Кроме того, отношение к идеологическим электоральным кампаниям у него всегда было скептическое. Плоть от плоти регионального чиновничества, он всегда исходил из того, что лучше построить детскую площадку, чем парить людям мозги пропагандой про стратегию развития страны и борьбу с ее врагами. «Двор — единица политического пространства»: володинская модель выборов — это, по сути, модель расторговки правильно брендированной бюджетной социалки за электоральный результат. Мы вам льготы — вы нам голоса. Мы вам дороги — вы нам голоса. Мы вам благоустройство — вы нам голоса.
Жизнь, разумеется, внесла свои коррективы. Пришлось минимизировать участие в этом процессе всех тех групп, которых эта расторговка не касается или которым она неинтересна. Именно поэтому важной составляющей успеха этой модели является сушка явки — то есть чтобы на участки пришли только те, с кем власть поговорила и кому сделала или хотя бы пообещала что-то хорошее. Разумеется, оппозиции в этом сценарии вообще было особо нечего ловить — ее активность всегда убивалась железобетонным аргументом: «вы только критикуете — а мы, вот, делаем».
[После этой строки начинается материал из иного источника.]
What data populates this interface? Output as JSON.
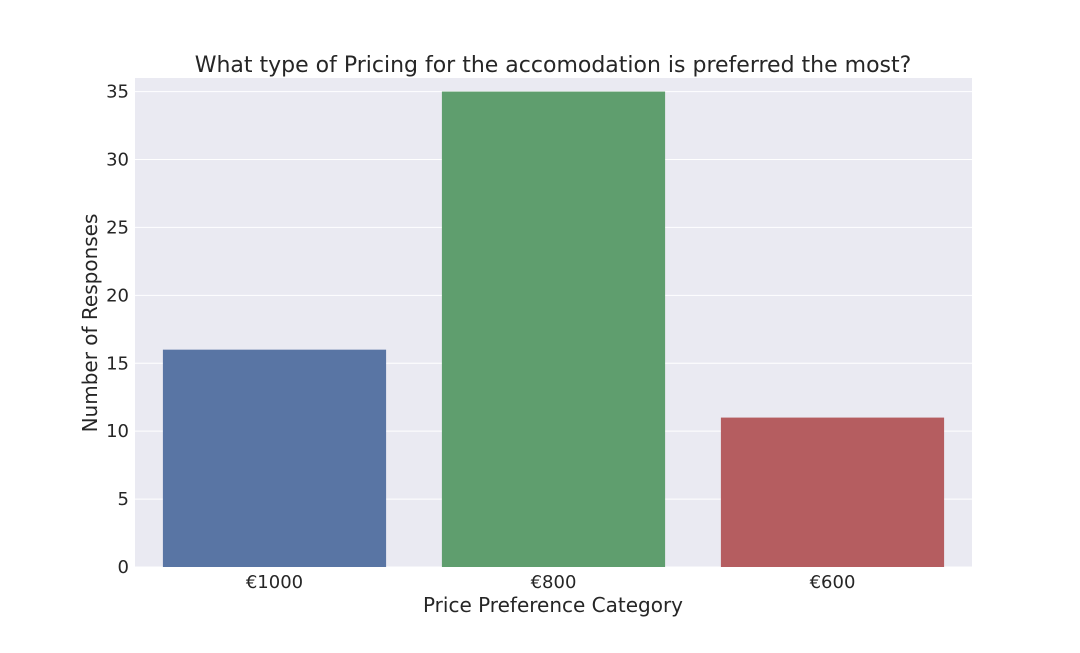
{
  "chart_data": {
    "type": "bar",
    "title": "What type of Pricing for the accomodation is preferred the most?",
    "xlabel": "Price Preference Category",
    "ylabel": "Number of Responses",
    "categories": [
      "€1000",
      "€800",
      "€600"
    ],
    "values": [
      16,
      35,
      11
    ],
    "colors": [
      "#5975a4",
      "#5f9e6e",
      "#b55d60"
    ],
    "ylim": [
      0,
      36
    ],
    "yticks": [
      0,
      5,
      10,
      15,
      20,
      25,
      30,
      35
    ],
    "grid": true,
    "legend": "none",
    "background": "#eaeaf2",
    "grid_color": "#ffffff"
  }
}
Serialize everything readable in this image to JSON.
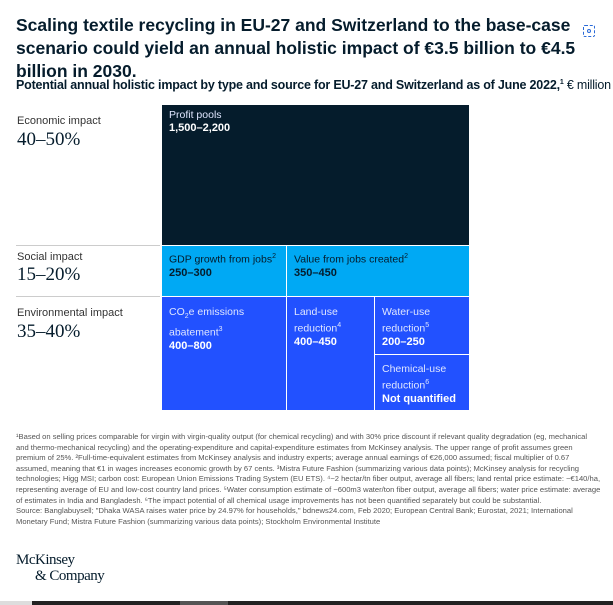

Какова роль технолога в таких кампаниях? Она, по сути, сводится к электоральному маркетингу: как можно кучерявее рассказать про новопостроенную больницу или парк с велодорожками. Это называется «создавать позитивную повестку». Работа неблагодарная, поскольку, как известно, good news is no news.
Основная слабость этого подхода — триумфально победившего тогда, когда «сверху» его накрыло ещё и всеобщим патриотическим ажиотажем крымских событий — заключалась в том, что он был опять-таки ресурсоемким. Причём уже не в плоскости предвыборной кассы, а в плоскости непосредственно бюджетных расходов. Стало напряжно на каждой кампании резать ленточки у новых объектов — их ведь надо ещё и строить. Тем более — санкции, нулевой рост экономики, растущая потребность концентрации ресурсов и «затягивания поясов», которое в обществе сильного социального неравенства всегда страшнейшая угроза стабильности власти.
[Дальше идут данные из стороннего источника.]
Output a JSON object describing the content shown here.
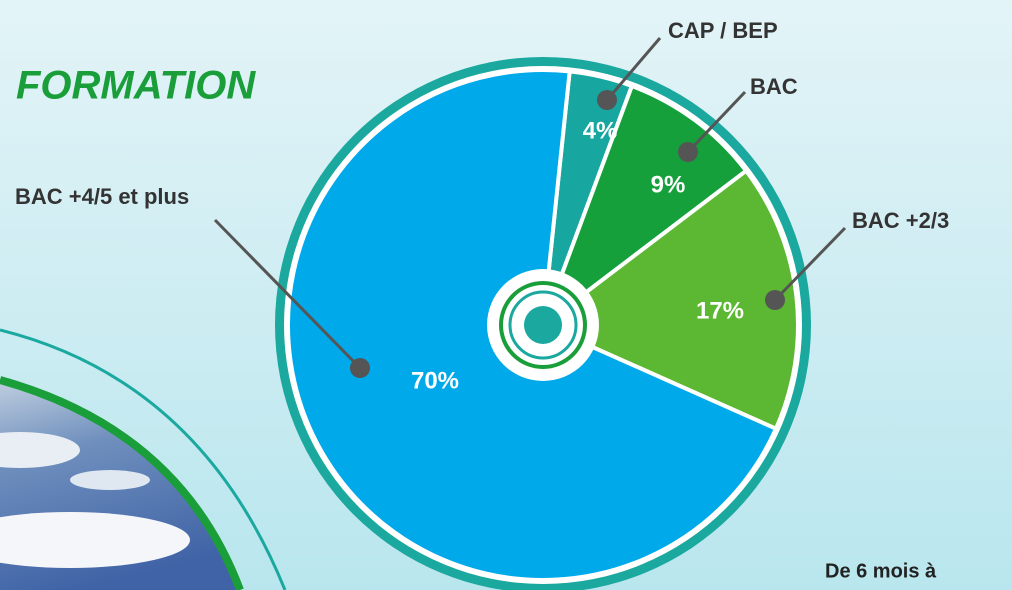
{
  "chart_data": {
    "type": "pie",
    "title": "FORMATION",
    "categories": [
      "CAP / BEP",
      "BAC",
      "BAC +2/3",
      "BAC +4/5 et plus"
    ],
    "values": [
      4,
      9,
      17,
      70
    ],
    "value_labels": [
      "4%",
      "9%",
      "17%",
      "70%"
    ],
    "colors": [
      "#17a7a0",
      "#16a03c",
      "#5cb833",
      "#00a9ea"
    ],
    "annotation": "De 6 mois à"
  }
}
Сегодняшняя стадия, с 2016 по наст.вр. — это стадия тотальной оптимизации, ultima ratio эффективного менеджмента. На пропаганду нет свежих идей, на ресурсную расторговку нет ресурсов. Что остаётся? То, что мы видим в сегодняшнем Питере: есть два кандидата — Беглов и лопата, и всеобщая нервозность, что лопата, пожалуй, имеет шансы как минимум выйти во второй тур. И это ещё роскошь, привилегия для относительно вольного Питера. В Москве так есть просто Касамара и Касамара, она же и либерал, она же и единоросс, она же и за интересы простых аполитичных москвичей. Идеальный сбалансированный кандидат.
«Умное голосование» в этом раскладе это понятно что: «голосуем за лопату, все голосуем за лопату, так мы можем максимально навредить режиму».
Каково уже в этом раскладе место политтехнолога? Только одно: стобаксов за проплаченные посты в ФБ и телеграмме про то, почему борцы с режимом опять редиски. Один шаг до стадии «сосать за еду», if any.
При этом административный организм пришёл к логичному умозаключению, что вообще-то выборы как таковые — это какая-то глупая и бестолковая технология отбора людей во власть. Бессмысленное ритуальное паясничанье в условиях, когда всем и так все должно быть ясно. Нужны более современные, продвинутые и желательно digital технологии отбора, обучения и карьерного роста эффективных управленцев. Они уже создаются, подождите немного.
И я, о ужас, постепенно начинаю думать, что в чем-то этот самый организм даже прав.